In the legend about the invention of chess the inventor humbly requested as his reward that he receive one grain of rice placed on the first square, doubling to two on the second, doubling again to four on the third and so on until all sixty-four squares were covered.
The king, believing he just got a great deal, readily agreed. When the results were calculated, not all the wealth in the kingdom could support it. One grain turned into over 461 Trillion metric tons. This is a mountain of rice bigger than Mount Everest and a 1000 times greater than the world’s annual rice production.
Often, like our poor king in the legend, it is hard for us to grasp this potential magnitude since we are used to thinking linearly: tomorrow will be like today except a little bigger. Exponential growth – doubling every period – is staggering in its outcomes.
Is this where we are with cloud? Ray Kurzweil, a noted futurist, inventor and entrepreneur coined the term the “second half of the chess board”. While the first half of the chessboard produces a large amount – about 100 metric tons of rice – the second half of the chessboard is vastly larger – Four Billion times larger!

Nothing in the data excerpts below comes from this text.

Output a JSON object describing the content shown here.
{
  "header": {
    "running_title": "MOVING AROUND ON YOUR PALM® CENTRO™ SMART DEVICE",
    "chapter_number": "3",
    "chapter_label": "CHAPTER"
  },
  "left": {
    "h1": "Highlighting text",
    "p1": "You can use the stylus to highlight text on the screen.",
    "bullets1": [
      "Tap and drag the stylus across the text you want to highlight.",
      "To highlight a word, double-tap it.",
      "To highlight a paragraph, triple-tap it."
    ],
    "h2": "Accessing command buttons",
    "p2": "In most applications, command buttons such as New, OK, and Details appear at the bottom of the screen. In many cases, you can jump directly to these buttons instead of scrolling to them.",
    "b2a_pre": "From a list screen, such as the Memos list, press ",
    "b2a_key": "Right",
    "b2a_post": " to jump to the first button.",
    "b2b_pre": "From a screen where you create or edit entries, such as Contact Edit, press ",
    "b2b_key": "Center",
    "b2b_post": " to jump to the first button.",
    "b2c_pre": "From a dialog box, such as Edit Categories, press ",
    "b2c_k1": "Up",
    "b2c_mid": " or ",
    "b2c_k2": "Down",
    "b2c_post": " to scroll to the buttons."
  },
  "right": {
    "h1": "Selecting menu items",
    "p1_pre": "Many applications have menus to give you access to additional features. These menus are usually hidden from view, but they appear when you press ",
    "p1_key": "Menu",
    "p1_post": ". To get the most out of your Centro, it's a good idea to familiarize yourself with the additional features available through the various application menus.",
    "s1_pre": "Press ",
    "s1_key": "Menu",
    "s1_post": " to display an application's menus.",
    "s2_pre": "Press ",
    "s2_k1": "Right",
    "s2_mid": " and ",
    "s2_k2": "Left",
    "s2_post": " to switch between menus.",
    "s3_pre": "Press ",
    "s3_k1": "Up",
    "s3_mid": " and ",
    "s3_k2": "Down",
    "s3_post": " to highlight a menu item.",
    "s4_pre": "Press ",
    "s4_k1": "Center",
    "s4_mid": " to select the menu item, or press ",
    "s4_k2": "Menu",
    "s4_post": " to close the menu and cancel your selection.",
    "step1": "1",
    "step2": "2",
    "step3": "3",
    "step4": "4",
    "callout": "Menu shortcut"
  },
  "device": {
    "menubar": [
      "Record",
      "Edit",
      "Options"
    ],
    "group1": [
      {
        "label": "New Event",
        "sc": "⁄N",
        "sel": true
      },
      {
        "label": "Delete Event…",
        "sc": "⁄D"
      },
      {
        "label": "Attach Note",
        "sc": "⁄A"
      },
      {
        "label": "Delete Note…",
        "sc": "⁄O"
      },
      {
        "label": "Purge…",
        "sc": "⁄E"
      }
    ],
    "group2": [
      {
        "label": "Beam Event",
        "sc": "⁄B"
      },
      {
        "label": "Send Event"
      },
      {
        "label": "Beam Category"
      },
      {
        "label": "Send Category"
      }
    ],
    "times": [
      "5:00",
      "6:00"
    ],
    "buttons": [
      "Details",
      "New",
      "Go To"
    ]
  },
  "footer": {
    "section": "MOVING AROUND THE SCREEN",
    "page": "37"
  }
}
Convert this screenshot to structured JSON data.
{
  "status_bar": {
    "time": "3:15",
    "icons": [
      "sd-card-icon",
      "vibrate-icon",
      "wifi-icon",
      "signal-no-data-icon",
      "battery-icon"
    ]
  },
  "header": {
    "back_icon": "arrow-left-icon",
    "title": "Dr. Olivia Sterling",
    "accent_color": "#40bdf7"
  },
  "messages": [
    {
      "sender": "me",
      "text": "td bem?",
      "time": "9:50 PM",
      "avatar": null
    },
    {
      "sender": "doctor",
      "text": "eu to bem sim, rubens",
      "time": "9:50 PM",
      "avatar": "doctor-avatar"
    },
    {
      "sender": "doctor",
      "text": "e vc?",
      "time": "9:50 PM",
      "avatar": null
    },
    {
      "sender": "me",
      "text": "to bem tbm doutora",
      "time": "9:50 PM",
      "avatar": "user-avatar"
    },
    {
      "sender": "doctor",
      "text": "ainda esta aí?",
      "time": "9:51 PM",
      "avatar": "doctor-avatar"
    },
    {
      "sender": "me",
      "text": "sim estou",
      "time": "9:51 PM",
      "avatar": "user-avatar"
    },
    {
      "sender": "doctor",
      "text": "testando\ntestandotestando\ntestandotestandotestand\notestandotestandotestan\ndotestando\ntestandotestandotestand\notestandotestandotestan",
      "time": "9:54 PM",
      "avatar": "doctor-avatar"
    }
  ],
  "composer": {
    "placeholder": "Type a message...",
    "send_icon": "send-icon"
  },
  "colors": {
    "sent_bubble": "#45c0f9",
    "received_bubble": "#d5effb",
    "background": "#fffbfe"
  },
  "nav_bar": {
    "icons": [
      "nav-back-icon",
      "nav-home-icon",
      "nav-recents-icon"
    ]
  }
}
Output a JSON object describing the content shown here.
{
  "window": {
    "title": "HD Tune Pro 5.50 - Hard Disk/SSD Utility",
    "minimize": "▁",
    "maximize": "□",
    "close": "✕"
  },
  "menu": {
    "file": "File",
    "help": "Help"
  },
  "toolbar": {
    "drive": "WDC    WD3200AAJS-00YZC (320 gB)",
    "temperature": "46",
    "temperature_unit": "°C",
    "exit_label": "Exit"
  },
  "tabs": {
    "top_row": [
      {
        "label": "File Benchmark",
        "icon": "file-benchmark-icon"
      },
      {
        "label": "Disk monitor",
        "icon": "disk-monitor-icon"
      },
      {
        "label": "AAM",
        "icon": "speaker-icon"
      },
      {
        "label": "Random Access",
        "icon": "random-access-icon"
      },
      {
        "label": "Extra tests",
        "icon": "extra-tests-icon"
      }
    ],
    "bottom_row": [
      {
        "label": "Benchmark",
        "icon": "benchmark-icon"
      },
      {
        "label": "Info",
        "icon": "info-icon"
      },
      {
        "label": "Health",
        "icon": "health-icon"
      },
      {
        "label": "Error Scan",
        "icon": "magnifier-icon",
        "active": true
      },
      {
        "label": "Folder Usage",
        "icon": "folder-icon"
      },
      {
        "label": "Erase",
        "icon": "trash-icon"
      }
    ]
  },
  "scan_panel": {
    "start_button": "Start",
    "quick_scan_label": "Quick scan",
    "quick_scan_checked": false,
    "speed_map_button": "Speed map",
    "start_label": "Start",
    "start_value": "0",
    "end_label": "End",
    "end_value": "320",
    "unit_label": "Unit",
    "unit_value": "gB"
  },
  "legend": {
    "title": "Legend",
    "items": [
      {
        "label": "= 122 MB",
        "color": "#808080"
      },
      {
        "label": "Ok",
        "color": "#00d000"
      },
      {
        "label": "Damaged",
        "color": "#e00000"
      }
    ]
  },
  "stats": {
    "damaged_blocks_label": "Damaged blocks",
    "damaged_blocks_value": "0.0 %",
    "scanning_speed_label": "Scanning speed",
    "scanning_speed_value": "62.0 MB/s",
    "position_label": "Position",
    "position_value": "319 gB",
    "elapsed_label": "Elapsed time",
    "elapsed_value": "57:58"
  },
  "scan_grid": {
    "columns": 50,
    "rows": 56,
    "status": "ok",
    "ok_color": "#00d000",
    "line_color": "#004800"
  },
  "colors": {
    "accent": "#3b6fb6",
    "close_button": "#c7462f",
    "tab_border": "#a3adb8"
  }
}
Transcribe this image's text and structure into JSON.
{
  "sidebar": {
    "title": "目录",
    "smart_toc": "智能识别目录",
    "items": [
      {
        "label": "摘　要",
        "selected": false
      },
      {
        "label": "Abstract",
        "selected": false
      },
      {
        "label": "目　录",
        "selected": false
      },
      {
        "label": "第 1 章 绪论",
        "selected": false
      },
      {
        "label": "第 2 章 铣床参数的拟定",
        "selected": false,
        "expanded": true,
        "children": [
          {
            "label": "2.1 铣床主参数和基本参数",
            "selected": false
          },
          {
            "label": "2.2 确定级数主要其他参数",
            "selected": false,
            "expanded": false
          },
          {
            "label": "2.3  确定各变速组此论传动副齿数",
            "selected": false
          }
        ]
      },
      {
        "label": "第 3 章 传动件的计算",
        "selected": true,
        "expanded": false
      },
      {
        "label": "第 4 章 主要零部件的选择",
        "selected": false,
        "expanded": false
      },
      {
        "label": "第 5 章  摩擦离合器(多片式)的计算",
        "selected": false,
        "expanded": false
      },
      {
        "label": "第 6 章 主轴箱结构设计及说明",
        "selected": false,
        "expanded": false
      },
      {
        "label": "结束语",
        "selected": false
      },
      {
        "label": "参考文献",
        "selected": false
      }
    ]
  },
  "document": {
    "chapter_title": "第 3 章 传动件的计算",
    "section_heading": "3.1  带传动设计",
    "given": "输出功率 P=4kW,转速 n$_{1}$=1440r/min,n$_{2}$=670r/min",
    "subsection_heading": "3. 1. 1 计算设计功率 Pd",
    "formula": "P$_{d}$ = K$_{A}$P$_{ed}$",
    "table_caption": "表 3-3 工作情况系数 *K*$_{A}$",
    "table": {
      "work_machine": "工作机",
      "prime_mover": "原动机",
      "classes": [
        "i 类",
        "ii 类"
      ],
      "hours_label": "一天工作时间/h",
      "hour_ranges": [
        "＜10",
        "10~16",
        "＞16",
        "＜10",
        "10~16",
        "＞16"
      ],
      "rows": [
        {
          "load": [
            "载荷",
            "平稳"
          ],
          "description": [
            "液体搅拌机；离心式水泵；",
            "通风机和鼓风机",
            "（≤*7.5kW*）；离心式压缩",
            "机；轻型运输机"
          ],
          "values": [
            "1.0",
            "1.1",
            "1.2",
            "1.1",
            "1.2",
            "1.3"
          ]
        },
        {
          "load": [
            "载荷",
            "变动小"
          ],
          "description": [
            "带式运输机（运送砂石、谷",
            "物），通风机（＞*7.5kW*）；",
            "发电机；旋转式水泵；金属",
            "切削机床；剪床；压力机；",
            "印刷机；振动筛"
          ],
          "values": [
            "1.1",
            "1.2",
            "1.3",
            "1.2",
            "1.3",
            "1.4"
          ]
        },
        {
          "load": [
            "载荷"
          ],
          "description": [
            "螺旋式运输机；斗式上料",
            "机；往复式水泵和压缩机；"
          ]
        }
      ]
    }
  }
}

The point Kurzweil makes is that we often do not see the staggering implications of a new technology in its beginning days – even after many years. The impact seems to appear small relative to the total market. However, we could be at the cusp of this new product or service expanding and dominating the entire field. The key is to see how it has been growing – exponentially or linearly – when it is seemingly “small”.
Cloud today – all varieties – make up only about 10% of new IT spending in dollars and analysts are predicting an over all growth of 25%+. Now, that’s not bad considering the other elements of IT spend are growing at less than four percent per year. But when you add in all the other costs that it takes to bring IT services to life, like labor, power, cooling, facilities, etc. – Cloud looks like it is a still a pretty small expenditure in the big IT picture.
But, what about growth in units and not in total dollars? After all, we expect the price per unit of tech to decline. Therefore, total growth in spending will logically be at some rate lower than the unit growth. But unit growth would reveal how pervasive and widespread the adoption is becoming. Consider how cheap per unit, but now ubiquitous, mobile devices have become. In a few short years another billion people will be on-line due to these devices. The personal and professional implications are staggering and global. Is there a doubling per year going on with cloud?
Tracking unit growth in cloud is difficult since like-for-like comparisons are almost non-existent. We need a surrogate to provide an indicative sense of what is going on. So why not use the grand daddy of cloud, Amazon Web Services (AWS). At their recent conference they revealed some numbers that made me pause. AWS’s storage service shows 132% Year-over-Year (YoY) unit growth since 2011. AWS’s computing services showed 99% YoY unit growth in the same period. That looks like doubling in my book.
Just to be sure, since AWS has had the market to itself until the last couple of years, I decided I’d better check out Microsoft’s cloud growth. They have made quite clear their intention is to be a major force in the cloud. Microsoft said its cloud was growing at 100% to 150% per year and had hit an annual run rate of over five percent of its yearly revenues. Looks like 2X again. Could it mean we are at, or near, the 32nd square of the board?
Bill Gates observed: “We always overestimate the change that will occur in the next two years and underestimate the change that will occur in the next ten. Don’t let yourself be lulled into inaction.”
We are now eight years into cloud – time to buckle up?